So You’ve Decided to Replace all the Japanese Art in a Japanese Game with Western Art: The Iki Story. Everything has gone from distinctive woodblock ukiyo-e style:
To a much more generic:
And while the game has seen some rebalancing since the first edition, it doesn’t seem to me that a lot has changed. It’s a shame the art has gone for what I presume must be marketing reasons, but the game remains an interesting euro whereby you construct an engine and carry out worker placement simultaneously, but workers regularly retire, and so your engine not only changes with the seasons as different workers become available, but it’s also more advantageous for other players to use your workers, as that is how they level up. Modest elements of set collection and area majority, plus regular fires that can destroy workers and buildings. It’s enjoyable, and I had forgotten just how much it offers in terms of a constant puzzle to hire/retire/buy goods/construct buildings, as they are all offer components of a viable strategy and I believe a mixed approach is easily the most viable, but I’m unsure how much sustained play the game can bear without revealing it’s a lot of parts that you can tinker with, that never coheres into the sort of sustained quality of play I get from other games. Perhaps I’m being unfair. I love Terraforming Mars, and Obsession and various other euros which are accused of being down to luck. Apart from giving me a facial tic, that nonsense hasn’t done me any harm either in understanding or enjoying those games, and Iki is kind of in the same boat.
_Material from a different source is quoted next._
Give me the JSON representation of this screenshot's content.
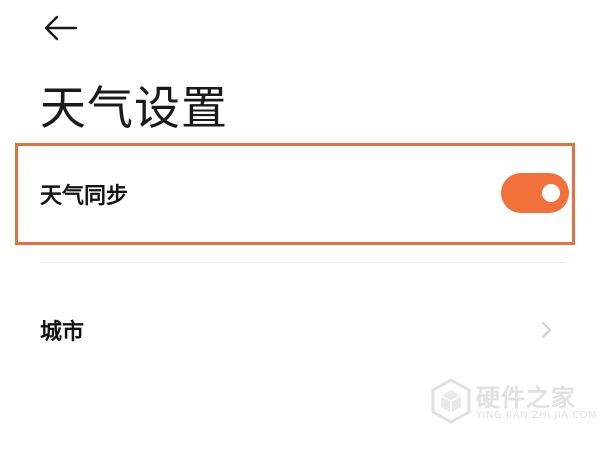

I do find the regular retiring of workers frustrating, as you may not ever establish a full-blown engine, and for best results you need to use the workers provided by the other players, and you need to feed workers at the end of each season, but you don’t feed retired workers…and at the end I feel like nailing cards to the board in order to have some semblance of solidity in the opportunities the game offers? This transient quality is however completely intentional, and perhaps I just need to get used to it. A popular worker can literally be retired the same round you hire them, which is disconcertingly quick and can also be really expensive to replace, depending entirely upon the card market. You will always benefit, but it’s slightly disconcerting to pay out 7 mon from your stash of 8, hire a worker, and have them provide you with several bonuses as other players use them, then retire to your player board for end game VP and end of round bonuses, leaving that stall on the market you just filled in order to get area VP, empty. The thing you hired that worker for, isn’t what any other players are interested in. And so everyone has a fascinating game of looking at other players, trying to work out what they want long term, in order to hire workers they want to use, and maybe leave the workers you want to use in the market for them to hire. Everyone is interdependent. Again, this is completely intentional. But then, some of those bonuses are really good (I got 10 VP from one worker, when the winning score was 87) so maybe hire that worker yourself, and just use it as much as you can, so your opponent doesn’t get the bonuses.
The game is different at 2P, uses the reverse side of the board with fewer features and spaces. It’s a 4P game all the way. The layout of the board is distinctive, if a little counter-intuitive, and the essence of the game’s Japaneseity remains untouched by the reskin. I’m annoyed and interested by the game in equal measure, when most euros never manage to annoy or interest me at all.